Chapter 10 focuses on optimizing the compute and availability of your data workloads running on Azure. Remember that when you provisioned the nodes that will run the batch job, you selected the VM size on which the job will run. You also selected how many nodes you wanted and the number of vCPUs. With some configuration, you can create an autoscale formula that increases the number of nodes when required and decreases them when not. This saves you money by only using the compute resources required. You can use attributes like CPU percentage and utilized memory, as well as the number of running tasks and inbound network traffic, to determine scale up or scale down logic. In addition to scaling Azure Batch nodes, you can also scale both SQL and Spark pools in Azure Synapse Analytics automatically. Again, there is more to come about this in Chapter 10.

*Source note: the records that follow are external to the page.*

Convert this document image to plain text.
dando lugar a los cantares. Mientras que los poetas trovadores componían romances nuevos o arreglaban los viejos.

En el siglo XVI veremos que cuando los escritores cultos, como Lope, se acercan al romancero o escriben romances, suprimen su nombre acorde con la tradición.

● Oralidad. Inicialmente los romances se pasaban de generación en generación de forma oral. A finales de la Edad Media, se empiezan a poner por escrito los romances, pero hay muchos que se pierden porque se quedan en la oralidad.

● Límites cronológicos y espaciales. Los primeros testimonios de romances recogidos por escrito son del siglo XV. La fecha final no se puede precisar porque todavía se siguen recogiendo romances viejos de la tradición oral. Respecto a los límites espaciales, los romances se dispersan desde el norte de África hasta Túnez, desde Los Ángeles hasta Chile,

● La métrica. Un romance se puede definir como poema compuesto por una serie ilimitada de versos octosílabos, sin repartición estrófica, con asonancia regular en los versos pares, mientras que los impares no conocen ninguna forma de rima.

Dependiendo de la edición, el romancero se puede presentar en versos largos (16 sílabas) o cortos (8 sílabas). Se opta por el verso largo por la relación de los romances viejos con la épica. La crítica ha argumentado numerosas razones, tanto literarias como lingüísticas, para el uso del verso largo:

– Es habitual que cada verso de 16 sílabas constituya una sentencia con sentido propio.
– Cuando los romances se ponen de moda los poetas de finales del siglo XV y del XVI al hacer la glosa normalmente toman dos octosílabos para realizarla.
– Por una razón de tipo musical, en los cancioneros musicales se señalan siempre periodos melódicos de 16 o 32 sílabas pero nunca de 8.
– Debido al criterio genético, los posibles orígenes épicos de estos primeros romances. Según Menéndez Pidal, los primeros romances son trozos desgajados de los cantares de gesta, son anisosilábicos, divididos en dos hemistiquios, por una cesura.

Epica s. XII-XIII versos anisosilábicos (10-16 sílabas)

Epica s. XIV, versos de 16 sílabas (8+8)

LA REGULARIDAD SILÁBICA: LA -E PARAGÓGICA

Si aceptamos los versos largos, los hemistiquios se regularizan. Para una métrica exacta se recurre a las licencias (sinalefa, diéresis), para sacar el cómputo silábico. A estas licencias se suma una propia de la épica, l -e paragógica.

Design and Configure Exception Handling
You can handle exceptions in source code like Python, Java, Scala, or C# by including your code within try{…} catch{…} blocks. When something unexpected happens in your code, the catch portion of your code is written specifically to handle that exception. You can decide to either retry the transaction or stop the code path execution completely. There is the same concept in T‐SQL commands that can handle and respond to exceptions. Keep in mind that if you do not place your code within these code blocks, the exception is considered unhandled and can crash the process and place the operating system or container into a bad state from which it cannot recover. This is known as a hung server and can result in schedules failing until the server is identified as being unhealthy, which results in a reboot, failover, or reconfiguration. From a pipeline perspective you have learned about linking pipeline activities (refer to Figure 6.20 and Figure 6.28). That you can link activities based on failure enables you to handle the fact that something unexpectedly went wrong. You may want to stop further activities from running if a failure is reached. Or, in some cases, the failure is expected, and the activity that runs due to the failure contains the logic to correct it. Chapter 9 and Chapter 10 include most of the details and Exercises about these topics.
Debug Spark Jobs Using the Spark UI
As you saw in Figure 6.42 and experienced in Exercise 6.8, there are some very nice features for managing and viewing the status of Spark jobs. There are also techniques for debugging and troubleshooting them. The details of these features are discussed in Chapter 10. There is also some related content later in this chapter, in the section “Manage Spark Jobs in a Pipeline.”